I’m usually quite skeptical at the idea of certain calendar days in the year being named for the particular cause of an organisation. They intend to raise awareness, but the more that keep cropping up the less effective each becomes.

That being said, Record Store Day, celebrated last Saturday (21st April), is rather more worthwhile because it is based on substance. Artists and record labels put out limited edition album and single releases with the aim of attracting music fans young and old towards record shops and the vinyl format. It’s an idea which emerged in the US in 2007, but now has over 230 participating stores in the UK.

A number of items of interest appeared when RSD published the full list of limited edition releases for 2012, however the release I particularly had my eyes set on was the Coldplay Up With The Birds/UFO 7″ single adorned with red Parlophone paper sleeve. Luckily, after queuing at Crusin Records in Welling from just before 9am, I managed to get one. Considering only 2,000 of the singles were released worldwide, with 500 made available in the UK, the store was fortunate to have obtained two copies. They didn’t take too long to shift; I took the first and the customer behind me took the second!

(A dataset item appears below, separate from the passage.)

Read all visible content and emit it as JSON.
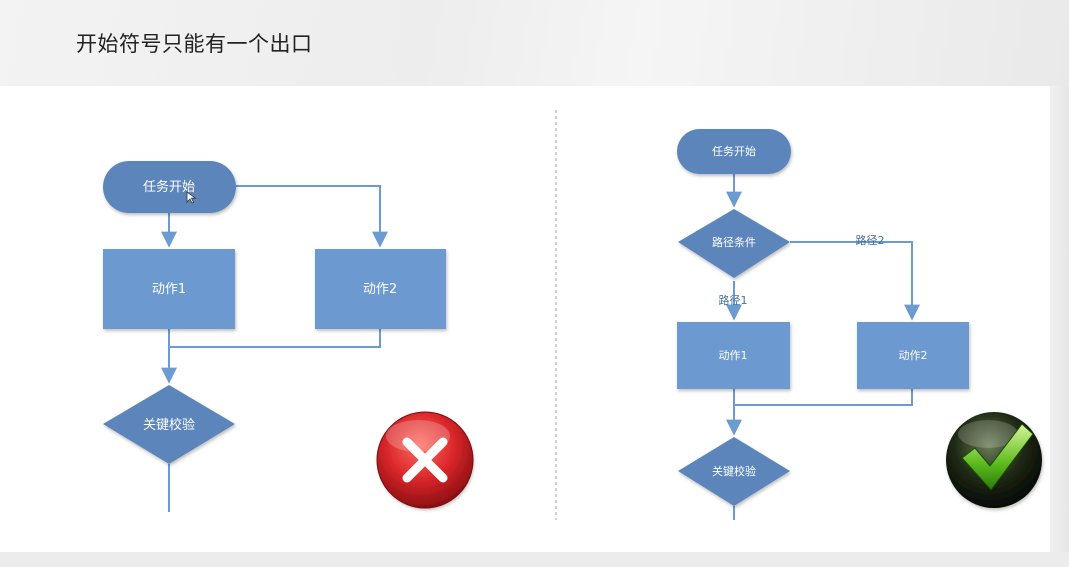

Having caught the bug, I travelled up to Rough Trade East on Brick Lane to experience RSD in one of the UK’s most well-known record shops, knowing that Keane were billed to make an in-store appearance later in the day. I have to say that considering the hype, Rough Trade fell short of expectations as a record shop; items were surprisingly hard to find, being categorised by the nationality of the artists. Perhaps that’s the way they do it, but it seemed unnecessarily complicated.

Keane, on the other hand, didn’t disappoint. Despite on the day only consisting of singer Tom Chaplin and pianist Tim Rice-Oxley, the soft-rockers from Sussex gave a faultless performance of numerous hits and a couple of new songs from the upcoming album ‘Strangeland’. Chaplin really does have a great voice, and Rice-Oxley’s piano playing explains how successful they’ve been in the absence of guitars.